Simms, Steven R., and Francois Gohier
2010     Traces of Fremont: Society and Rock Art in Ancient Utah, University of Utah Press, p. 26.


Saturday, March 2, 2013


On February 23, 2013, we attended the excellent exhibit MAMMOTHS AND MASTODONS: TITANS OF THE ICE AGE, at the Denver Museum of Nature and Science (DMNS). This is a traveling exhibit that originated at the Field Museum in Chicago, and can be seen at the DMNS from February 15 to May 27, 2013. Aside from being a fascinating and well done exhibit on a fascinating subject, the exhibit surprised me by identifying a supposed mammoth or mastodon petroglyph on a boulder under water in Grand Traverse Bay, Michigan.

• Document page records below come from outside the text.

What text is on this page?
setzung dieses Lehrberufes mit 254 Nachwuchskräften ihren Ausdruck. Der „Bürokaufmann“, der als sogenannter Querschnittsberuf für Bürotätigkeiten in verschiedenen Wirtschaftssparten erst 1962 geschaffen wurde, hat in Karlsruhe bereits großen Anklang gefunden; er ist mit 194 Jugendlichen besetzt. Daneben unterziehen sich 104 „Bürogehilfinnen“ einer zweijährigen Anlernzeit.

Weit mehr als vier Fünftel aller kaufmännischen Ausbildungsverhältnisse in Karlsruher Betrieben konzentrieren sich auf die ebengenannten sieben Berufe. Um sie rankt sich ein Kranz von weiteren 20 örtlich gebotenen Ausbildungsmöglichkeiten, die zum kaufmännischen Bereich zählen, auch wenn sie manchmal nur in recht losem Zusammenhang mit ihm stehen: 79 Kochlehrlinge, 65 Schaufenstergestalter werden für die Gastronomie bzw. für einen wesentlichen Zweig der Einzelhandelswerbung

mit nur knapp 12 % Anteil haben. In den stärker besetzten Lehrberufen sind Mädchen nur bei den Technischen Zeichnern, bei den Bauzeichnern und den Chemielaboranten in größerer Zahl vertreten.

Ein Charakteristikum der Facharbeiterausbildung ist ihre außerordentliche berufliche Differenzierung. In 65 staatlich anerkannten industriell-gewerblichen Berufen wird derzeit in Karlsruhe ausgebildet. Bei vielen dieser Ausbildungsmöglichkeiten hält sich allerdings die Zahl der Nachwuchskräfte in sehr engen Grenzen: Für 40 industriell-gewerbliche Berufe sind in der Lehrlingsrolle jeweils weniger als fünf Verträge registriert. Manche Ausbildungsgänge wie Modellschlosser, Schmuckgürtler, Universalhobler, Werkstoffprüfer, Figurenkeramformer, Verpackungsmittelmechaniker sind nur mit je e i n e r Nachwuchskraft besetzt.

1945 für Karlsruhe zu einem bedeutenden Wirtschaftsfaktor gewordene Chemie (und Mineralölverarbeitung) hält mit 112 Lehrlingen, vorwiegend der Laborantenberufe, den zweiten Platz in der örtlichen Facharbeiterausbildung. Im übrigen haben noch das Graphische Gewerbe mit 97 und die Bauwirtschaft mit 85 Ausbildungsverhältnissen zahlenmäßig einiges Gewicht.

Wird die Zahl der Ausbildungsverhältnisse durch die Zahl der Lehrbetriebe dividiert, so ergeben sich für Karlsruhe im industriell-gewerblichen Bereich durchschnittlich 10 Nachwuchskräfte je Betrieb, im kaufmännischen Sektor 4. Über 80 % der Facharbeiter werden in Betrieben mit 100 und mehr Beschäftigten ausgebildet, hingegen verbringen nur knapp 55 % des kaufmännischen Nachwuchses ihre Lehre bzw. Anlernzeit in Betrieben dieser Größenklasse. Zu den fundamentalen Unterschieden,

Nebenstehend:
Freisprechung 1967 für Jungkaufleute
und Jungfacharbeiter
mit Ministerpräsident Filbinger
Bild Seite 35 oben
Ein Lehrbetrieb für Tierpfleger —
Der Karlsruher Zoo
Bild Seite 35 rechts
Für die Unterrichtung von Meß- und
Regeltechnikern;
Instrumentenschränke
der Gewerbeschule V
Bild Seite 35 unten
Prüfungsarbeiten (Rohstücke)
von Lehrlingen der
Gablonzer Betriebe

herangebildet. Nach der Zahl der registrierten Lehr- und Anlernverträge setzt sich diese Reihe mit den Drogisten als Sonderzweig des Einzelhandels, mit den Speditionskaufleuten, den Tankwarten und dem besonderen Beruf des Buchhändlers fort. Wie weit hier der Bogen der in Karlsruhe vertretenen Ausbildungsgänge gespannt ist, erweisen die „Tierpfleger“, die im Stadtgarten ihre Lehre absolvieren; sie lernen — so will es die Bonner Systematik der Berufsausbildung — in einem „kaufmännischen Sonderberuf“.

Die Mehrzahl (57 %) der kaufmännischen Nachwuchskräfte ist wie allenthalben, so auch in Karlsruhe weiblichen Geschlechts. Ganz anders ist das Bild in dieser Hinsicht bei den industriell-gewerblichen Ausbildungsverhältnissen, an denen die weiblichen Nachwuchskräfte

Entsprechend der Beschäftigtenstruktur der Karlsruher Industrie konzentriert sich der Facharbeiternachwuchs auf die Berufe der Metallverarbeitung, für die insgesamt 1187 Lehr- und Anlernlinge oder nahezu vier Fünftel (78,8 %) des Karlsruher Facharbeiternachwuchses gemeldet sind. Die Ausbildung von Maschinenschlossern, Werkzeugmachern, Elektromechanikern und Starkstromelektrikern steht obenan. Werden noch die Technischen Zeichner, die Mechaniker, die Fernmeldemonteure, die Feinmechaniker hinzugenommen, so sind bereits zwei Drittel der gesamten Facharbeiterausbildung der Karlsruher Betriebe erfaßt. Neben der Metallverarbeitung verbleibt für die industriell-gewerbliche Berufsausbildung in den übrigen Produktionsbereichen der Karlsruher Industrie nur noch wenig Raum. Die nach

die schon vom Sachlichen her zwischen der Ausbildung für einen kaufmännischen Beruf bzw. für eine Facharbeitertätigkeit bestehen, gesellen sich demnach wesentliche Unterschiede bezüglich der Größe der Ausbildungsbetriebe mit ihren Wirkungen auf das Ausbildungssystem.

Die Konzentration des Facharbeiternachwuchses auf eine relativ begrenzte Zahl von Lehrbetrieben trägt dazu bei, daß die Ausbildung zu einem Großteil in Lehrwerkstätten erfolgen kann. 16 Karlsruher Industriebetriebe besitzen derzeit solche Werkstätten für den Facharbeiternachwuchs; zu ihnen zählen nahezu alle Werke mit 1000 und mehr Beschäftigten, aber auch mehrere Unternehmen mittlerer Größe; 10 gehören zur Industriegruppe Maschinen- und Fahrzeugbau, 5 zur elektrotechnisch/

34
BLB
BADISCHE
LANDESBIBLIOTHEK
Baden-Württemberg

Carved face of underwater boulder,
Grand Traverse Bay, Michigan.

This petroglyph was located by underwater archaeologist Dr. Mark Holley who was documenting shipwrecks when he found it. The supposed mammoth or mastodon is on one boulder in what he described as “a circular pattern of rocks on the bay floor.” If this image is human produced it must have been made more than 13,000 years ago when enough water was tied up in the Pleistocene glaciers and the site would have been on dry land.

Carved face of underwater boulder - retouched
in photo, Grand Traverse Bay, Michigan.

With no prominent bump on the top of the skull, and from the relatively smooth back approaching the horizontal instead of strongly sloping toward the rear, the animal (if authentic) may be provisionally identified as a mastodon. The animal’s trunk is described as in a curled up position as if it were drinking, and some  vaguely wedge-shaped lines within the body outline are described as representing the protruding end of a fletched dart or spear that a hunter launched at the creature with an atlatl. This leads to the speculative scenario of a hunter concealed at a watering spot, waiting until the creature came to the water to drink and then launching his dart into the prey.

Add this as one more entry on the speculative list of possible, but unproven, proboscidians in North America.